Now, as Texas and other states look to recalibrate their population distribution ahead of the 2026 midterm elections, this national map churn brings perspective to North Carolina’s map.

Where people live matters. If the US House was supposed to represent the composition of the entire state, it would be called the US Senate. This is the purpose of a bicameral legislature. The Senate seats represent the state, the House seats represent individual communities and districts.

TEXAS AND CALIFORNIA: THE BIGGER PICTURE

Since 2014, Texas, Florida, and North Carolina have had the largest number of new residents, according to data from realtor.com. Texas has added 3.9 million residents in that time, Florida added 2.9 million, and North Carolina has added around 960,000 residents. By comparison, California lost population for three years straight following the COVID pandemic and only recently saw a 1% uptick in growth.
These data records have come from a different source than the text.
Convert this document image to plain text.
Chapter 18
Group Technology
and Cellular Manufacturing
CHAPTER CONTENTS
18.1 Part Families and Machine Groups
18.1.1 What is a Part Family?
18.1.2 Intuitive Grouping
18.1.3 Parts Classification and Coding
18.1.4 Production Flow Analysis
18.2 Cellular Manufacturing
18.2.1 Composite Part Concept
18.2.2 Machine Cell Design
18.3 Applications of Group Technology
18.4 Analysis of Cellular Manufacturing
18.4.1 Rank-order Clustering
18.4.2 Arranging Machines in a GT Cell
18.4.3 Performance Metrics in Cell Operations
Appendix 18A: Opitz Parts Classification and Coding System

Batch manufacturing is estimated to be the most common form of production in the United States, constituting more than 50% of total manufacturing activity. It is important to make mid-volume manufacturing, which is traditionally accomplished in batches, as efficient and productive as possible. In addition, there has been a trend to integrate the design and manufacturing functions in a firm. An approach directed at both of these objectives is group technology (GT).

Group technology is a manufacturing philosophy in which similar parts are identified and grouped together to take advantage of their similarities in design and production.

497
The figures underscore the political arms races underway across the nation. In Texas, Republicans are seeking a mid‑decade remap that could net up to five more House seats. Dozens of Democratic lawmakers fled the state in protest, inciting national outrage over minority disenfranchisement and constitutional violations. This echoes a history of quorum‑breaking that Democratic lawmakers have used to block Republicans in 2003 and 2021. Now, the Texas GOP is invoking population shifts, an effort endorsed by President Trump and Gov. Greg Abbott but blasted by others as a partisan power grab.

Meantime in California, Gov. Gavin Newsom is reportedly preparing retaliatory redistricting, possibly even bypassing the independent commission approved by voters in a constitutional amendment, to increase Democrats’ congressional advantage ahead of the 2026 election. This escalation suggests that Democrats no longer see district maps as regional, but rather part of their national strategy to centralize governmental power.

Amid this developing national news story, Democrats in North Carolina point to our state maps to argue that the version drawn in 2023 is part of a broader conservative gerrymandering campaign. But that interpretation misses the core of North Carolina’s redistricting battle that has unfolded over nearly two decades:

WHY NORTH CAROLINA IS DIFFERENT

  1. In contrast to the Texas redistricting, North Carolina’s 2021 map was a court‑ordered 7‑7 division with a clear Democratic tilt inconsistent with statewide voting patterns.
  2. Removing the court‑drawn distortion in 2023 restored a baseline map not skewed by political engineering. It more closely aligns with how urban Democrats cluster and rural/suburban Republicans disperse, respects county borders, and stays reasonably compact. That said, in raw geographic logic and legal constraints, the natural outcome is admittedly closer to a 9–5 Republican lean, rather than the 10–4 split in the current congressional delegation.
  3. Democrat critics complain of bias in North Carolina’s current maps but measure the new map only against the courtroom-engineered Democratic gerrymander.

THE BROADER CONSEQUENCE

In a moment when both major political parties are continuing to pour millions of dollars into lawfare to redraw state maps, North Carolina shouldn’t become a scapegoat in their national partisan arms race. If Democrats wish to condemn redistricting as inherently corrupt, they should first confront their own campaigns to codify partisan politics and ignore independent criteria.

North Carolina’s maps largely remove artificial imbalance and return to representation grounded in law and geography. That distinguishes this state dramatically from the Texas power play or California’s potential override of voter‑approved commissions. This should not be about national partisan warfare but map‑making that reflects how people actually vote.